El dolor siempre fue un gran inconveniente a la hora de intervenir al paciente. Lo era aún más en las guerra y por supuesto, en los campos de batalla. Ya a finales de la Edad Media se amputaba piernas y brazos usando como anestésico un cierto brebaje elaborado con alcohol y pólvora de fusil. Es posible que te interese también la historia de la asepsia.

La anestesia bucal fue utilizada por primera vez en el siglo XIV en la ciudad italiana de Padua por un cirujano abuelo del famoso Girolamo Savonarola. El anestésico en cuestión era sumamente curioso: el mencionado cirujano hacía que su paciente masticase una bolsita de tela llena de beleño, de granos de adormidera, cuyo jugo insensibilizaba la mucosa de manera temporal.

En el año 1799, la anestesia tubo un momento de cierto auge ya que el químico inglés Humphrey Davy descubrió las propiedades analgésicos del protóxido nitroso. Había inventado la anestesia gaseosa. Este científico británico comprobó los efectos en su propio cuerpo, logrando un remedio para el dolor de muelas que sufría.

De hecho fue el dentista Horacio Wells el primero en utilizarlo en sus pacientes.

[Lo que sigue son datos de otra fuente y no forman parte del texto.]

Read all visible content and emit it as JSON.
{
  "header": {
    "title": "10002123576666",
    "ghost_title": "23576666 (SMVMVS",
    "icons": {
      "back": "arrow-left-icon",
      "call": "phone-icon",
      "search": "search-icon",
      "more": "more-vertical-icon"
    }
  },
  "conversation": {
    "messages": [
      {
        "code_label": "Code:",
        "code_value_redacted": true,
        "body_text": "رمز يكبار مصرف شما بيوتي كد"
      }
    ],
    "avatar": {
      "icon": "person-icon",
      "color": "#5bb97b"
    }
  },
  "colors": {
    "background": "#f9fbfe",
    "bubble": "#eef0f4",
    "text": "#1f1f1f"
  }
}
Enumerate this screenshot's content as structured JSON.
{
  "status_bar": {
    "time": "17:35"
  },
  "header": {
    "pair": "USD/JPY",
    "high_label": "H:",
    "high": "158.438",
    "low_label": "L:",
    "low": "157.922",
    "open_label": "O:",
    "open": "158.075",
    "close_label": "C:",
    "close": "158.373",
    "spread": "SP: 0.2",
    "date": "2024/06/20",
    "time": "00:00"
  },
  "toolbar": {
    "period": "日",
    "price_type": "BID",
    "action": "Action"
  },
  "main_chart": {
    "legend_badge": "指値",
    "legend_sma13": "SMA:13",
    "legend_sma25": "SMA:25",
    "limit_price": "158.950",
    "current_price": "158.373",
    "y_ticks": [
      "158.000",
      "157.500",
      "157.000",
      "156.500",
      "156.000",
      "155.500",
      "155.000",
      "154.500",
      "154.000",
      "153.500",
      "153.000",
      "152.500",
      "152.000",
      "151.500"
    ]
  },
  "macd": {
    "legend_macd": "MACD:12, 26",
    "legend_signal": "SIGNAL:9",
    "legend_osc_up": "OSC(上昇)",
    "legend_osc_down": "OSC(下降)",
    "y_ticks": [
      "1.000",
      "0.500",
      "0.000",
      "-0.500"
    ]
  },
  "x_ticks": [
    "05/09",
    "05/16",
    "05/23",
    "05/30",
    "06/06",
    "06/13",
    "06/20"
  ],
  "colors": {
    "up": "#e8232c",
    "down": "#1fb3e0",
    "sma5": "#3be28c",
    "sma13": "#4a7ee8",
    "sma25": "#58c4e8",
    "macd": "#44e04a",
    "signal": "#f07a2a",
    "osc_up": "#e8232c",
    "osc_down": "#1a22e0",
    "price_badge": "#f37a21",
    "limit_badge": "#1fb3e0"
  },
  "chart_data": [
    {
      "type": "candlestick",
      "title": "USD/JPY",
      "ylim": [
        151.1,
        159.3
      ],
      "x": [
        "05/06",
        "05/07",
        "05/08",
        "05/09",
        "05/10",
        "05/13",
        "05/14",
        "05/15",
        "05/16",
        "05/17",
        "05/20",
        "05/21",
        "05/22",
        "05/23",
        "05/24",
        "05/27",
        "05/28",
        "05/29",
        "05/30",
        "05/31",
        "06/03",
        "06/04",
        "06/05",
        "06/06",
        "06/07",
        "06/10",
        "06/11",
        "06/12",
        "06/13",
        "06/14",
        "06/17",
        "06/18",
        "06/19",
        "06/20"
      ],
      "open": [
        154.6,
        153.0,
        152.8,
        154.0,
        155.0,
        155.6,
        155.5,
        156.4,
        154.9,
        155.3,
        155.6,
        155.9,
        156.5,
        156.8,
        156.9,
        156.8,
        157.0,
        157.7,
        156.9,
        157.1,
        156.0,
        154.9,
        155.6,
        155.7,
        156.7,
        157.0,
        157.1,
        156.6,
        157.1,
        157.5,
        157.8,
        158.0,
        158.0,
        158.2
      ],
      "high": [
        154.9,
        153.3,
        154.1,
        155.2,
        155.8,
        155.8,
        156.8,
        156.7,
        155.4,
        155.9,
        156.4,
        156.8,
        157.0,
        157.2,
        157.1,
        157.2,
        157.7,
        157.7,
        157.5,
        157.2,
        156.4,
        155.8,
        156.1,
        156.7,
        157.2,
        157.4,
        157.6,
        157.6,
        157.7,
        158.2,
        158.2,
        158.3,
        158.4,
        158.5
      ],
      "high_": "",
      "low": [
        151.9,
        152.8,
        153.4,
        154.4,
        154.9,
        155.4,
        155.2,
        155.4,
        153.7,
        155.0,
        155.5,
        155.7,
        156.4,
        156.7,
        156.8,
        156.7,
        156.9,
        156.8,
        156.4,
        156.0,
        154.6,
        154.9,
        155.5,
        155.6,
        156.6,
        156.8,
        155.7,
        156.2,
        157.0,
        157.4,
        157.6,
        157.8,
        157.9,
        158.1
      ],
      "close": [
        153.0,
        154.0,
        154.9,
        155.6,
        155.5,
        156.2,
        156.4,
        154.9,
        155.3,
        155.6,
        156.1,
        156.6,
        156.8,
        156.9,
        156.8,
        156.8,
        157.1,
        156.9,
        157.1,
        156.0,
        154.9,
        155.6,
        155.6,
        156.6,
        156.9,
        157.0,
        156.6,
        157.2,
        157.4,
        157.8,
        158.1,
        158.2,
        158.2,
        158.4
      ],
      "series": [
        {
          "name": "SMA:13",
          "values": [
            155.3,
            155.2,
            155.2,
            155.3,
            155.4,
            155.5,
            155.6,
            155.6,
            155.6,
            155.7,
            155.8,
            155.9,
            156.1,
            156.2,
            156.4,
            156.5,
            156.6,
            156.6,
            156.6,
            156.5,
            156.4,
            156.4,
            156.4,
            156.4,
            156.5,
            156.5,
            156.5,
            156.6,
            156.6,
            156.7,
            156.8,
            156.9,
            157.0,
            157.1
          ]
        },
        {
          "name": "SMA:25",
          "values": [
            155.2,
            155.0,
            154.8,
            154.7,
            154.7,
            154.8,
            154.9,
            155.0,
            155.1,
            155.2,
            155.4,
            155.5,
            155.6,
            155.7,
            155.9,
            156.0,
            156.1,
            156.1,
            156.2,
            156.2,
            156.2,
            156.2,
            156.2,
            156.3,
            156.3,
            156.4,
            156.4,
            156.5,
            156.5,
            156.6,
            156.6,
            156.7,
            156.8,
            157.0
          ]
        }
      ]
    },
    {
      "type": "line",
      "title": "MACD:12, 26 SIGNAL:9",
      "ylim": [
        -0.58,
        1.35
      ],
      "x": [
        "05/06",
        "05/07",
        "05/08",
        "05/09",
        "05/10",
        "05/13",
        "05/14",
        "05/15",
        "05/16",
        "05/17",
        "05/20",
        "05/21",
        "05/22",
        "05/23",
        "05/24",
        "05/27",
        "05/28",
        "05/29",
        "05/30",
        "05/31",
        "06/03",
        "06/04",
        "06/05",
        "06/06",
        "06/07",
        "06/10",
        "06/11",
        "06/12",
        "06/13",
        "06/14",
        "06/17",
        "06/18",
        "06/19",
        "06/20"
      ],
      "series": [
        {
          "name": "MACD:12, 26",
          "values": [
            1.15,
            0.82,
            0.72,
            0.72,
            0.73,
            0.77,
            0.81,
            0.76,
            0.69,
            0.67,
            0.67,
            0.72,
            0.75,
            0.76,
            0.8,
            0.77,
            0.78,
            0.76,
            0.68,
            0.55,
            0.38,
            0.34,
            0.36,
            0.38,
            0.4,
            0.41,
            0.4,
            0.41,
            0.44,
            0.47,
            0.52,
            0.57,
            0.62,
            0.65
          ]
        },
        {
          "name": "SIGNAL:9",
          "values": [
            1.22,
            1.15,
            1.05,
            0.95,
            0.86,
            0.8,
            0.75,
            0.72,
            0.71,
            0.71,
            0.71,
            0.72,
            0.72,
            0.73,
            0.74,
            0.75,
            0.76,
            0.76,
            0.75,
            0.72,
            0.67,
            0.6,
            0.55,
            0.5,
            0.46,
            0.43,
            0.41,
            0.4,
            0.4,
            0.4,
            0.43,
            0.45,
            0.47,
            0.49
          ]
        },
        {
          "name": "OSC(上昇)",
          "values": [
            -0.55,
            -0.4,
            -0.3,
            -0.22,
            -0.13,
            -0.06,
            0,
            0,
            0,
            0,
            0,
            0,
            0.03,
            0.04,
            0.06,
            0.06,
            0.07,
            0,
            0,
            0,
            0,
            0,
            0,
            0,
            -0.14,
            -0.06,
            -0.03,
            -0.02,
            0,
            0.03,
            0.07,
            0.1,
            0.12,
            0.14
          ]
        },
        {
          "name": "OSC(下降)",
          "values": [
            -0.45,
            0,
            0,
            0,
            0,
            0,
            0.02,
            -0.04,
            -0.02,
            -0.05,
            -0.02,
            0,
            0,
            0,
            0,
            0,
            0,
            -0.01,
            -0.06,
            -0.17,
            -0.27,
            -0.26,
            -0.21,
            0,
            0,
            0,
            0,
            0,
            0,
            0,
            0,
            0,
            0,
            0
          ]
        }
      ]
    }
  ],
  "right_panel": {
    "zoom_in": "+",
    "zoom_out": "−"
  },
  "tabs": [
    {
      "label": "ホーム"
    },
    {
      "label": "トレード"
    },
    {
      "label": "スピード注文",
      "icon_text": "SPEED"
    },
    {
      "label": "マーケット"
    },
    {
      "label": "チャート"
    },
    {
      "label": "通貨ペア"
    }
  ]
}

Sin embargo, este gas hilarante degeneró convirtiéndose pronto en producto de bromas y pasatiempo debido a que incitaba a la risa incontrolada, animaba fiestas y predisponía falsamente a la jovialidad.

Independientemente de este hecho, al ser un anestésico local sólo servía para un número limitado de intervenciones, mientras que lo que se buscaba era la anestesia general. Con ese propósito empleó el médico norteamericano C.W. Long en 1842 un producto que dio resultados en América y Europa: el éter.

Pero fueron dos compatriotas suyos, los médicos William Morton y J. C.Warren del Massachussetts General Hospital quienes en 1846 realizaron la primera gran operación con éter, fue un caso de tumor de cuello. Su empleo era limpio y fulminante en los resultados, por lo que a partir de entonces se difundió su uso y poco después el médico londinense J. Snow se especializó en aquellas técnicas, siendo el primero en llamarse anestesista.

Su colaboración permitía al cirujano concentrarse en los trabajos propiamente quirúrgicos y ganar en efectividad. El ginecólogo inglés J. Simpson lo emplearía para experimentar más tarde con una sustancia nueva: el cloroformo, anestésico que se puso de moda por razones ajenas a la Medicina. Es posible que quieras saber quién inventó la penicilina.

El hecho de haber sido empleado para intervenir a la reina Victoria I de Inglaterra en su séptimo parto. Desde entonces parece que remitió la antigua creencia, basada en el relato bíblico del Génesis de que la mujer estaba obligada a parir con dolor.

En 1884 apareció la anestesia local eficaz. La introdujo el oftalmólogo austriaco K. Köller: se trataba sencillamente de la cocaína, anestésico mejorado en 1902 mediante la adición de adrenalina. No tardó en comprobarse dos años después que esta droga resultaba perniciosa y fue sustituida por la novocaína.

En 1885 aparecía la anestesia peridural o epidural, descrita por vez primera por el norteamericano doctor Corning. Se llevaba a cabo mediante la inyección analgésica en el espacio peridural que envuelve la médula espinal, entre la undécima vértebra dorsal y la cuarta vértebra lumbar a fin de dormir órganos como los alojados en la pelvis: próstata, riñón, útero. Tal vez te guste conocer la historia de los rayos X.

En 1901 se retomó aquel tipo de anestesia, que había sido olvidada, y a partir de 1970 experimentó un resurgimiento en lo que a su aceptación por los médicos del momento se refiere, sobre todo en el campo de la obstetricia.

En nuestro tiempo, son numerosos los procedimientos anestésicos: desde el empleo de la anestesia intravenosa hasta el uso del frío e incluso de la electricidad. En los hospitales de hoy en día cuentan con diferentes métodos anestésicos. Puedes ver nuestro artículo cómo es un hospital.

En cuanto a la palabra anestesia, decir que es un término griego, del prefijo negativo an-+ aiszeis: que no siente o ha perdido la capacidad de sentir. El término “anestesia” en español, no es de uso anterior a mediados del siglo XIX.